How does a Life Right work?

A capital sum is paid upfront, which is returned on vacating the unit, less a Deferred Management Levy of 20-30%*

This means that a minimum of 70-80% of your original capital is returned on exit. The Deferred Management Levy is earned by Auria over a 4-year period, at a rate of 5-7,5% per year.

*This rate differs depending on your community.

This works out as follows, assuming a 20% DML (ie 80% payback of capital):

  • If you leave in Year 1: 95% of your capital returned.
  • If you leave in Year 2: 90% of your capital returned.
  • If you leave in Year 3: 85% of your capital returned.
  • If you leave in Year 4: 80% of your capital returned.
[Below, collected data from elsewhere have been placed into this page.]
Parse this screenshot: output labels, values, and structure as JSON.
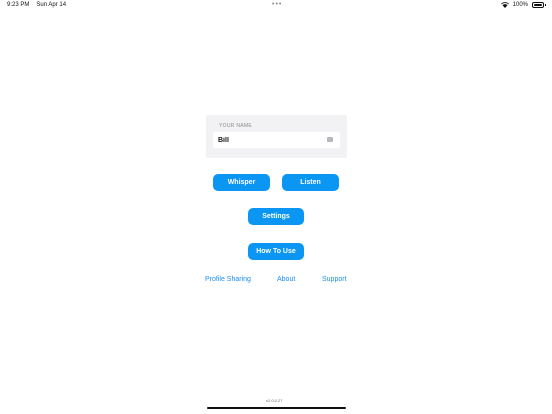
{
  "status_bar": {
    "time": "9:23 PM",
    "date": "Sun Apr 14",
    "dots": "•••",
    "battery": "100%"
  },
  "name_card": {
    "label": "YOUR NAME",
    "value": "Bill"
  },
  "buttons": {
    "whisper": "Whisper",
    "listen": "Listen",
    "settings": "Settings",
    "how_to_use": "How To Use"
  },
  "links": {
    "profile_sharing": "Profile Sharing",
    "about": "About",
    "support": "Support"
  },
  "footer": {
    "version": "v2.0.0.27"
  },
  "colors": {
    "accent": "#0a96f2",
    "link": "#1a8ff0",
    "card_bg": "#f2f2f4"
  }
}
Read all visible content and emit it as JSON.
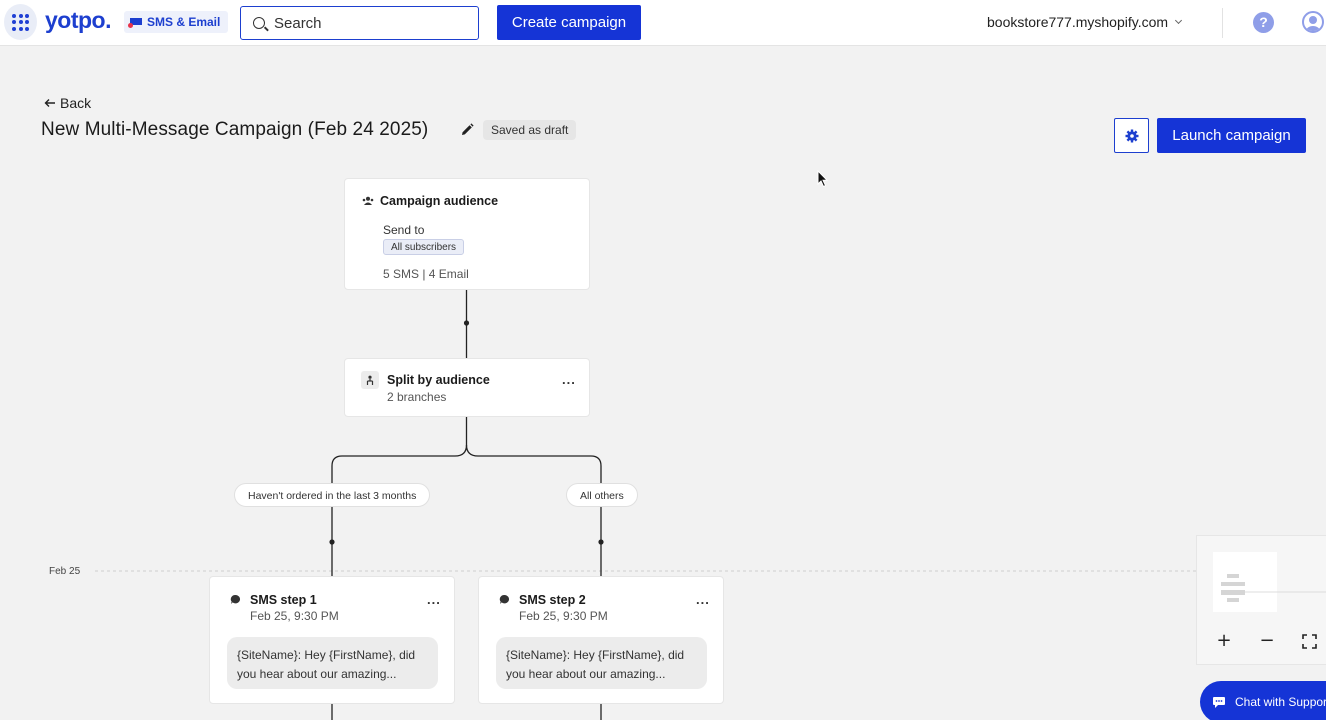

If you leave any time after Year 4 there is no further Deferred Management Levy so you still always get 80%
of your capital back.

A Life Right is like prepaying all your rent upfront for your lifetime stay.

A Life Right can, in a way, be likened to paying all your rent upfront to a landlord for the lifetime of your occupancy. The difference is that on a rental you get nothing back – whereas, with a Life Right, a minimum of 70% of your capital is returned.
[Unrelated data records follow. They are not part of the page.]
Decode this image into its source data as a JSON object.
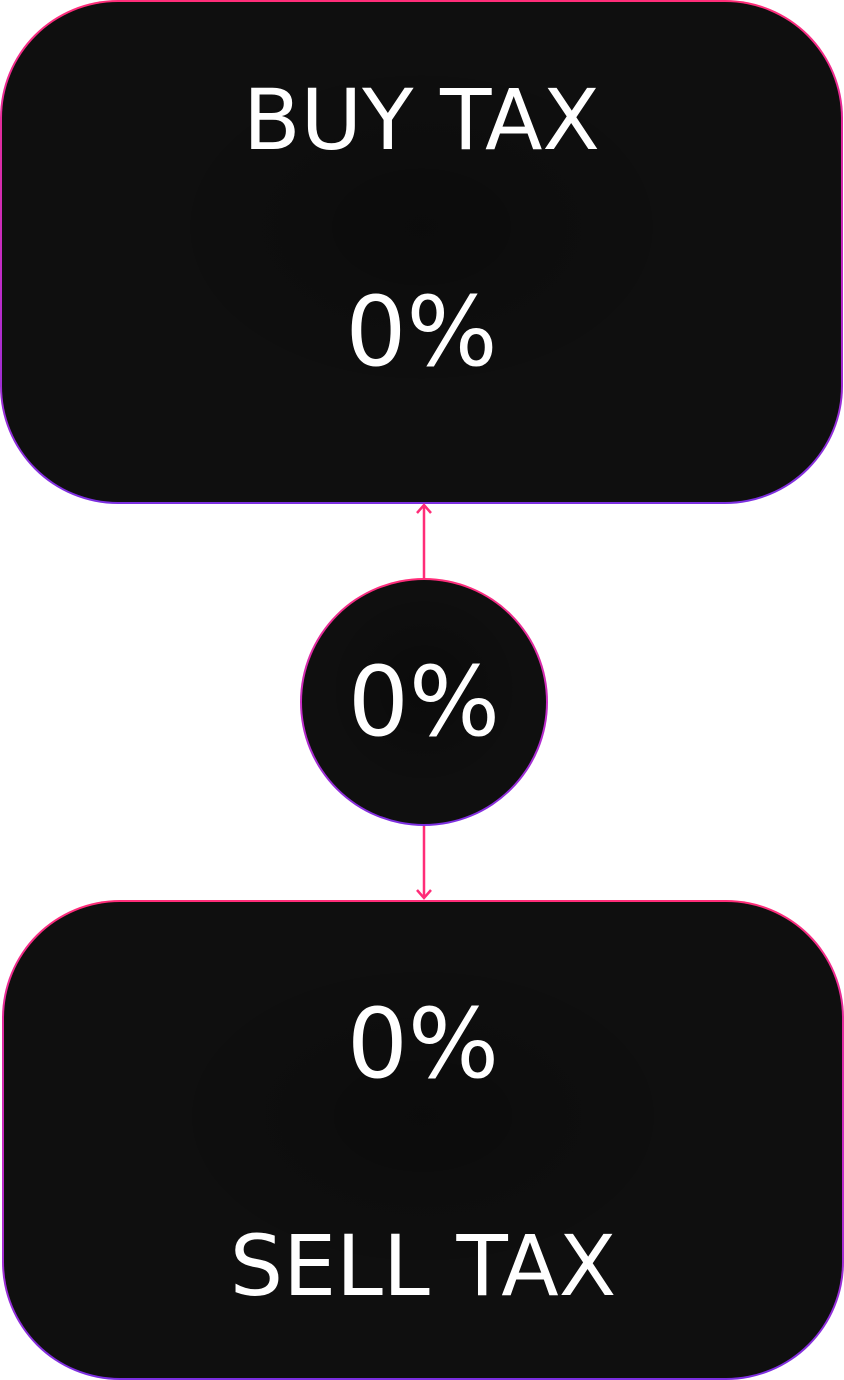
{
  "buy_tax": {
    "title": "BUY TAX",
    "value": "0%"
  },
  "center": {
    "value": "0%"
  },
  "sell_tax": {
    "title": "SELL TAX",
    "value": "0%"
  },
  "colors": {
    "card_background": "#0f0f0f",
    "text": "#ffffff",
    "border_top": "#ff2d78",
    "border_bottom": "#7b2fe0",
    "connector": "#ff2d78"
  }
}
The capital growth which accrues to the Life Right operator rather than the resident can be viewed as “rental”. However, because this is only received by the operator when they resell the unit, it is essentially a “pay on exit” model – which means that this is less of a strain on your capital base (i.e. your cash) during your lifetime.

Benefits of a Life Right

Life Rights FAQs

Is my capital in my Life Right secure?

Yes, absolutely. With our model, you are guaranteed to get 70% to 80% of your capital back. The law protects you in this: the Housing Schemes for Retired Persons Act (Act 65 of 1988) protects your security of tenure and your capital.

Is my capital in my Life Right as strong as a title deed 
– or is it as good as ownership?

Yes – in fact a Life Right can be endorsed against a title deed – like a mortgage bond – it is a real right of occupation, for life, supported by the Housing Development Scheme for Retired Persons Act.

Can I transfer my Life Right to someone else?

No, the right of occupation is for the natural life of the Life Right Holder (or their spouse or life partner). It is not transferable to a third party.

Can I purchase a Life Right if I don’t move in,
and rent the property to someone else?

One doesn’t have to move in immediately, but one cannot rent a Life Rights unit – it is intended that only the Life Right holder lives permanently in the unit. Provided one is willing to pay the monthly levy as required, one doesn’t have to actually occupy the unit.